Podemos afirmar, portanto, que há estreitas e íntimas relações entre as ideologias que animam o colonialismo estadunidense e o colonialismo nazista. Mas essa afirmação precisa ser observada sem simplismos e reducionismos: tais conexões não são diretas muito menos mecânicas, ainda que sejam reais e identificáveis (KAKEL, 2011). São expressões ideológicas animadas por determinações do desenvolvimento capitalista, sobretudo, do período que compreende os momentos derradeiros das revoluções burguesas e o ascenso do conservadorismo que emerge após a Convenção de Viena que coloca um ponto final aos princípios revolucionários que as animaram. Em outros termos: o desenvolvimento da burguesia exige vastos territórios e muitos corpos a serem explorados. E um dos papéis preponderantes das ideologias é dar sentido e significado a esses processos históricos que sem as ideologias não seriam mais que inexplicáveis experiências de violência e conquista. 

 

As ideologias, o conservadorismo estadunidense e a cultura da supremacia WASP

O conservadorismo é uma corrente de pensamento surgida no Reino Unido, seu formulador foi Edmund Burke, advogado, político e intelectual irlandês radicado na Inglaterra que em crítica ao entusiasmo promovido pela Revolução Francesa escreveu o panfleto Reflexões sobre Revolução na França, em 1790. Seu manifesto se tornou de imediato algo como os marcos do conservadorismo moderno (WATKINS, 1966). Burke, apesar de conservador, integrava o parlamento britânico como deputado eleito pelo partido Whig, de cunho liberal. Sua obra exerceu decisiva influência nos Estados Unidos, mas o conservadorismo estadunidense transcende a sua matriz europeia, distinguindo-se dela em muitos pontos e formando seus próprios contornos (SIGLER, 1972). As ideologias aqui apresentadas – o Destino Manifesto, bem como os valores plasmados na Tese da Fronteira e o Espaço Vital –, são os construtos que contribuíram para a formação desses contornos particulares do conservadorismo estadunidense. Foram sumamente necessários para animar e legitimar o processo de revolução burguesa dos Estados Unidos da América, ainda mais porque ela ocorreu de maneira intensa e formada por distintos eventos de grande dramaticidade: a luta de libertação colonial contra o absolutismo inglês; a conquista do oeste; a violenta Guerra da Secessão; o assassinato do presidente Lincoln; e o início do imperialismo, com o conflito contra a Espanha. Entre os primeiros conflitos contra as forças inglesas, nas batalhas de Lexington e de Concord, em 1775, até a vitória contra o absolutismo espanhol, em 10 de dezembro de 1898, são apenas 123 anos recheados de conflitos (inclusive uma guerra civil). Em apenas 123 anos e por meio de contínuo derramamento de sangue, os EUA consolidaram-se territorialmente, forjaram sua identidade e alcançaram o início do século XX como uma das nações mais poderosas do mundo.

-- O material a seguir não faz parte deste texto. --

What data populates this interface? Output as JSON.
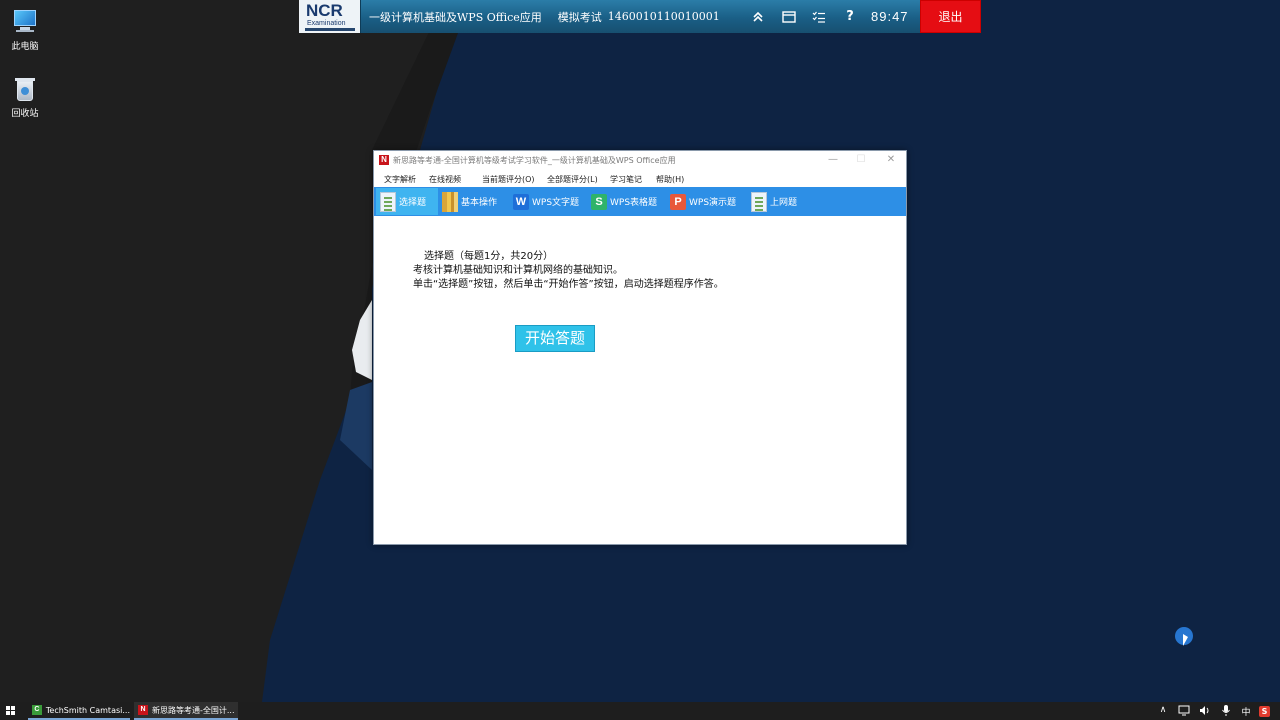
{
  "desktop": {
    "icons": [
      {
        "label": "此电脑",
        "icon": "computer-icon"
      },
      {
        "label": "回收站",
        "icon": "recycle-bin-icon"
      }
    ]
  },
  "exam_bar": {
    "logo_text": "NCR",
    "logo_sub": "Examination",
    "subject": "一级计算机基础及WPS Office应用",
    "mode": "模拟考试",
    "exam_id": "1460010110010001",
    "icons": [
      "collapse-up-icon",
      "window-icon",
      "checklist-icon",
      "help-icon"
    ],
    "help_label": "?",
    "timer": "89:47",
    "exit_label": "退出",
    "colors": {
      "bar": "#1a5f86",
      "exit": "#e50d13"
    }
  },
  "window": {
    "title": "新思路等考通-全国计算机等级考试学习软件_一级计算机基础及WPS Office应用",
    "logo_letter": "N",
    "controls": {
      "minimize": "—",
      "maximize": "☐",
      "close": "✕"
    },
    "menu": [
      "文字解析",
      "在线视频",
      "当前题评分(O)",
      "全部题评分(L)",
      "学习笔记",
      "帮助(H)"
    ],
    "toolbar": [
      {
        "label": "选择题",
        "icon": "document-icon",
        "active": true
      },
      {
        "label": "基本操作",
        "icon": "books-icon",
        "active": false
      },
      {
        "label": "WPS文字题",
        "icon": "wps-writer-icon",
        "glyph": "W",
        "active": false
      },
      {
        "label": "WPS表格题",
        "icon": "wps-spreadsheet-icon",
        "glyph": "S",
        "active": false
      },
      {
        "label": "WPS演示题",
        "icon": "wps-presentation-icon",
        "glyph": "P",
        "active": false
      },
      {
        "label": "上网题",
        "icon": "document-icon",
        "active": false
      }
    ],
    "content": {
      "line1": "选择题（每题1分，共20分）",
      "line2": "考核计算机基础知识和计算机网络的基础知识。",
      "line3": "单击“选择题”按钮，然后单击“开始作答”按钮，启动选择题程序作答。",
      "start_label": "开始答题"
    },
    "colors": {
      "toolbar": "#2d8fe6",
      "active_tab": "#3fb4f0",
      "start_button": "#2fc2e9"
    }
  },
  "taskbar": {
    "items": [
      {
        "label": "TechSmith Camtasi...",
        "icon": "camtasia-icon",
        "glyph": "C"
      },
      {
        "label": "新思路等考通-全国计...",
        "icon": "app-n-icon",
        "glyph": "N"
      }
    ],
    "tray": {
      "chevron": "∧",
      "ime": "中",
      "app": "S"
    }
  }
}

Além de dar os contornos do conservadorismo estadunidense, as ideologias aqui apresentadas também animaram as duas premissas que orientaram sua política externa entre meados do século XIX e o início do século XX: o isolacionismo e o unilateralismo (PECEQUILO, 2003). Essas premissas só foram parcialmente abandonadas no governo de Woodrow Wilson, quando o país deixa sua condição de neutralidade e embarca seus soldados para lutarem na Primeira Guerra Mundial, em 6 de abril de 1917. Sua entrada naquele conflito impulsiona e revigora seu movimento expansionista, mas o isolacionismo e o unilateralismo não são totalmente abandonados, continuam marcando sua política externa e atualizando politicamente o Destino Manifesto, os valores da Tese da Fronteira e a sua luta por Espaço Vital.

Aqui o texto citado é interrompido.